Mysql WHERE problem with comma-separated list
Asked Answered
N

3

5

I need help for this problem.

In MYSQL Table i have a field :

Field  : artist_list  
Values : 1,5,3,401

I need to find all records for artist uid 401

I do this

SELECT uid FROM tbl WHERE artist_list IN ('401');

I have all record where artist_list fields values are '401' only, but if i have 11,401 this query do not match.

Any idea ?

(I cant user LIKE method because if artist uid is 3 (match for 30, 33, 3333)...

Norma answered 15/10, 2010 at 23:21 Comment(3)
You're storing your data in a really bad way, hence you're running into problems.Albin
Best course of action would be to read up on normalization. I can imagine very costly REGEXP answers cropping up here which would be disastrous to performance. FIND_IN_SET is a little better, but no substitute for proper normalization.Traitorous
Read my answer to Is storing a comma separated list in a database column really that bad?.Gargoyle
H
11

Short Term Solution

Use the FIND_IN_SET function:

SELECT uid 
  FROM tbl 
 WHERE FIND_IN_SET('401', artist_list) > 0

Long Term Solution

Normalize your data - this appears to be a many-to-many relationship already involving two tables.
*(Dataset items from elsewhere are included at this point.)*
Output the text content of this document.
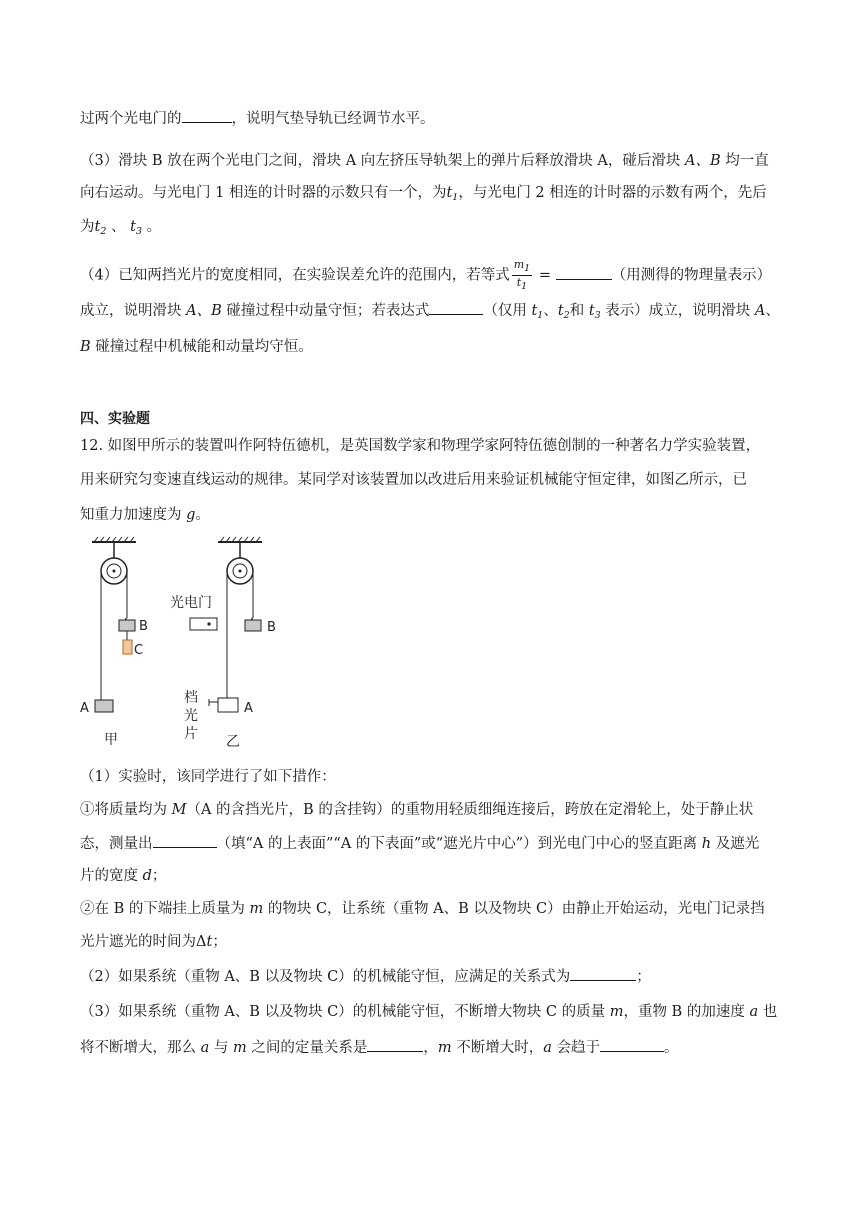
过两个光电门的	，说明气垫导轨已经调节水平。
（3）滑块 B 放在两个光电门之间，滑块 A 向左挤压导轨架上的弹片后释放滑块 A，碰后滑块 A、B 均一直
向右运动。与光电门 1 相连的计时器的示数只有一个，为$t_1$，与光电门 2 相连的计时器的示数有两个，先后
为$t_2$ 、 $t_3$ 。
（4）已知两挡光片的宽度相同，在实验误差允许的范围内，若等式 $\frac{m1}{t1}$ =	（用测得的物理量表示）
成立，说明滑块 A、B 碰撞过程中动量守恒；若表达式	（仅用 $t_1$、$t_2$和 $t_3$ 表示）成立，说明滑块 A、
B 碰撞过程中机械能和动量均守恒。
四、实验题
12. 如图甲所示的装置叫作阿特伍德机，是英国数学家和物理学家阿特伍德创制的一种著名力学实验装置，
用来研究匀变速直线运动的规律。某同学对该装置加以改进后用来验证机械能守恒定律，如图乙所示，已
知重力加速度为 g。
B
C
A
甲
B
光电门
A
档
光
片 乙
（1）实验时，该同学进行了如下措作：
①将质量均为 M（A 的含挡光片，B 的含挂钩）的重物用轻质细绳连接后，跨放在定滑轮上，处于静止状
态，测量出	（填“A 的上表面”“A 的下表面”或“遮光片中心”）到光电门中心的竖直距离 h 及遮光
片的宽度 d；
②在 B 的下端挂上质量为 m 的物块 C，让系统（重物 A、B 以及物块 C）由静止开始运动，光电门记录挡
光片遮光的时间为Δt；
（2）如果系统（重物 A、B 以及物块 C）的机械能守恒，应满足的关系式为	；
（3）如果系统（重物 A、B 以及物块 C）的机械能守恒，不断增大物块 C 的质量 m，重物 B 的加速度 a 也
将不断增大，那么 a 与 m 之间的定量关系是	，m 不断增大时，a 会趋于	。
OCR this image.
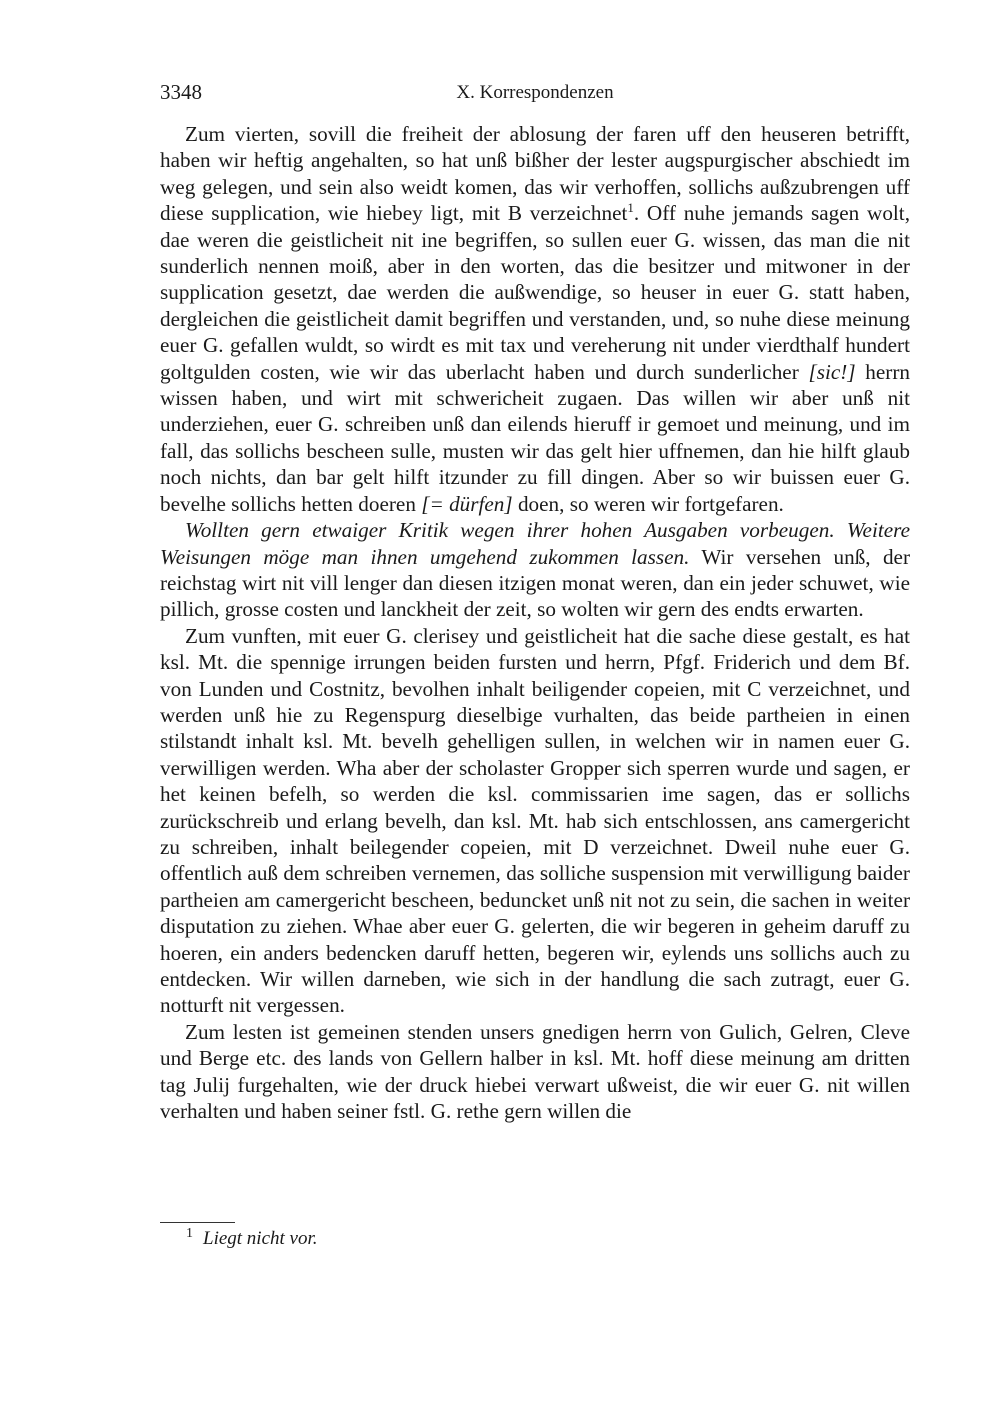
3348	X. Korrespondenzen

Zum vierten, sovill die freiheit der ablosung der faren uff den heuseren betrifft, haben wir heftig angehalten, so hat unß bißher der lester augspurgischer abschiedt im weg gelegen, und sein also weidt komen, das wir verhoffen, sollichs außzubrengen uff diese supplication, wie hiebey ligt, mit B verzeichnet$^1$. Off nuhe jemands sagen wolt, dae weren die geistlicheit nit ine begriffen, so sullen euer G. wissen, das man die nit sunderlich nennen moiß, aber in den worten, das die besitzer und mitwoner in der supplication gesetzt, dae werden die außwendige, so heuser in euer G. statt haben, dergleichen die geistlicheit damit begriffen und verstanden, und, so nuhe diese meinung euer G. gefallen wuldt, so wirdt es mit tax und vereherung nit under vierdthalf hundert goltgulden costen, wie wir das uberlacht haben und durch sunderlicher [sic!] herrn wissen haben, und wirt mit schwericheit zugaen. Das willen wir aber unß nit underziehen, euer G. schreiben unß dan eilends hieruff ir gemoet und meinung, und im fall, das sollichs bescheen sulle, musten wir das gelt hier uffnemen, dan hie hilft glaub noch nichts, dan bar gelt hilft itzunder zu fill dingen. Aber so wir buissen euer G. bevelhe sollichs hetten doeren [= dürfen] doen, so weren wir fortgefaren.

Wollten gern etwaiger Kritik wegen ihrer hohen Ausgaben vorbeugen. Weitere Weisungen möge man ihnen umgehend zukommen lassen. Wir versehen unß, der reichstag wirt nit vill lenger dan diesen itzigen monat weren, dan ein jeder schuwet, wie pillich, grosse costen und lanckheit der zeit, so wolten wir gern des endts erwarten.

Zum vunften, mit euer G. clerisey und geistlicheit hat die sache diese gestalt, es hat ksl. Mt. die spennige irrungen beiden fursten und herrn, Pfgf. Friderich und dem Bf. von Lunden und Costnitz, bevolhen inhalt beiligender copeien, mit C verzeichnet, und werden unß hie zu Regenspurg dieselbige vurhalten, das beide partheien in einen stilstandt inhalt ksl. Mt. bevelh gehelligen sullen, in welchen wir in namen euer G. verwilligen werden. Wha aber der scholaster Gropper sich sperren wurde und sagen, er het keinen befelh, so werden die ksl. commissarien ime sagen, das er sollichs zurückschreib und erlang bevelh, dan ksl. Mt. hab sich entschlossen, ans camergericht zu schreiben, inhalt beilegender copeien, mit D verzeichnet. Dweil nuhe euer G. offentlich auß dem schreiben vernemen, das solliche suspension mit verwilligung baider partheien am camergericht bescheen, beduncket unß nit not zu sein, die sachen in weiter disputation zu ziehen. Whae aber euer G. gelerten, die wir begeren in geheim daruff zu hoeren, ein anders bedencken daruff hetten, begeren wir, eylends uns sollichs auch zu entdecken. Wir willen darneben, wie sich in der handlung die sach zutragt, euer G. notturft nit vergessen.

Zum lesten ist gemeinen stenden unsers gnedigen herrn von Gulich, Gelren, Cleve und Berge etc. des lands von Gellern halber in ksl. Mt. hoff diese meinung am dritten tag Julij furgehalten, wie der druck hiebei verwart ußweist, die wir euer G. nit willen verhalten und haben seiner fstl. G. rethe gern willen die

$^1$ Liegt nicht vor.
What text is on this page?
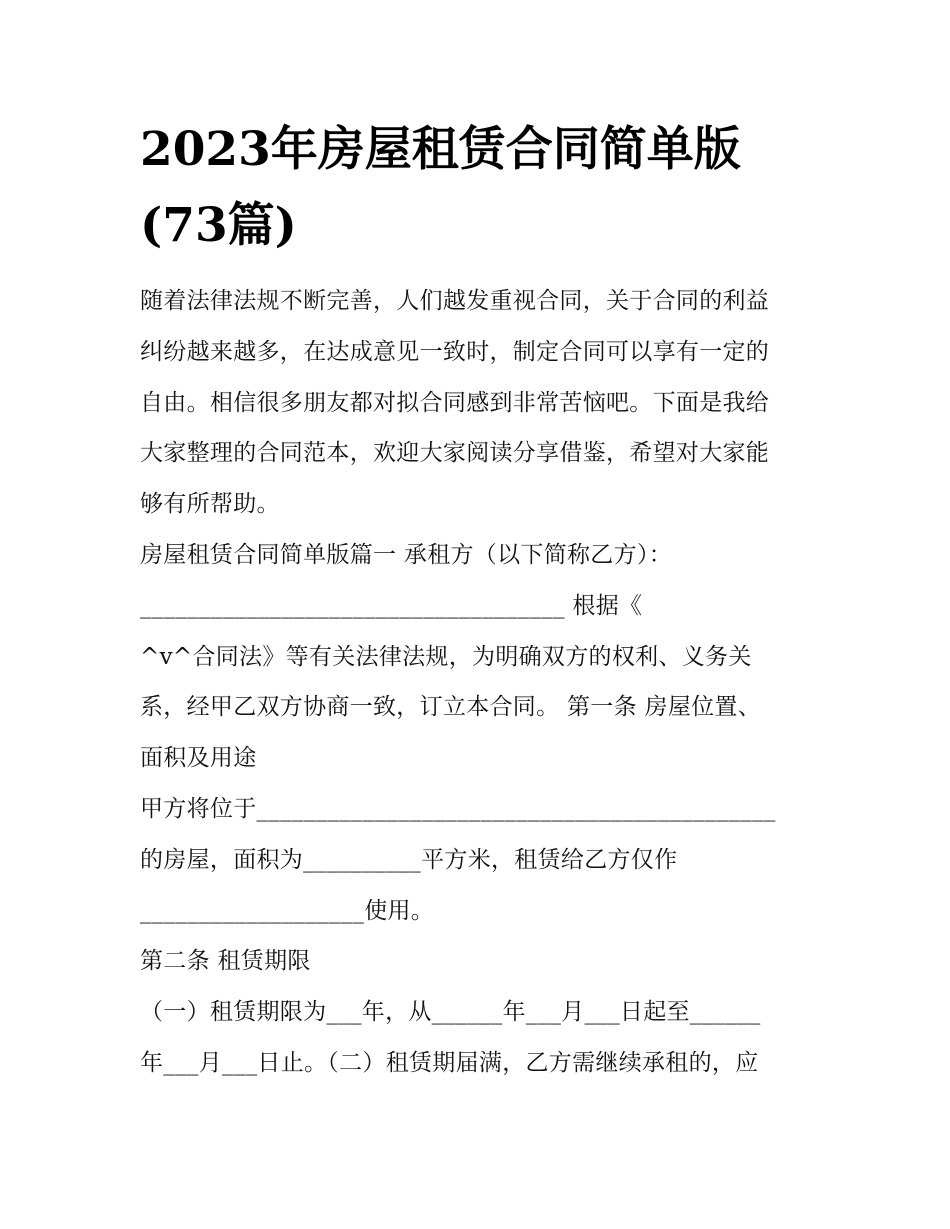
2023年房屋租赁合同简单版
(73篇)
随着法律法规不断完善，人们越发重视合同，关于合同的利益
纠纷越来越多，在达成意见一致时，制定合同可以享有一定的
自由。相信很多朋友都对拟合同感到非常苦恼吧。下面是我给
大家整理的合同范本，欢迎大家阅读分享借鉴，希望对大家能
够有所帮助。
房屋租赁合同简单版篇一 承租方（以下简称乙方）：
____________________________________ 根据《
^v^合同法》等有关法律法规，为明确双方的权利、义务关
系，经甲乙双方协商一致，订立本合同。 第一条 房屋位置、
面积及用途
甲方将位于____________________________________________
的房屋，面积为__________平方米，租赁给乙方仅作
___________________使用。
第二条 租赁期限
（一）租赁期限为___年，从______年___月___日起至______
年___月___日止。（二）租赁期届满，乙方需继续承租的，应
The comma separated list needs to be turned into a table of it's own:

ARTIST_LIST

  • artist_id (primary key, foreign key to ARTIST)
  • uid (primary key, foreign key to TBL)
Hem answered 15/10, 2010 at 23:24 Comment(1)
Definitely the best choice. +1Lymphoma
B
2
SELECT uid
FROM tbl
WHERE CONCAT(',', artist_list, ',') LIKE '%,401,%'

Although it would make more sense to normalise your data properly in the first place. Then your query would become trivial and have much better performance.

Bessel answered 15/10, 2010 at 23:24 Comment(2)
@soulfaya: I'm adding commas to either end of artist_list in the query itself to handle that case.Bessel
Fine answer, but + is a string concatenation operator in Microsoft SQL Server, not MySQL. In MySQL, use the CONCAT() function, or else SET SQL_MODE='PIPES_AS_CONCAT' and use ||.Gargoyle
L
2

Your database organization is a problem; you need to normalize it. Rather than having one row with a comma-separated list of values, you should do one value per row:

uid    artist
1      401
1       11
1        5
2        5
2        4
2        2

Then you can query:

SELECT uid
  FROM table
 WHERE artist = 401

You should also look into database normalization because what you have is just going to cause more and more problems in the future.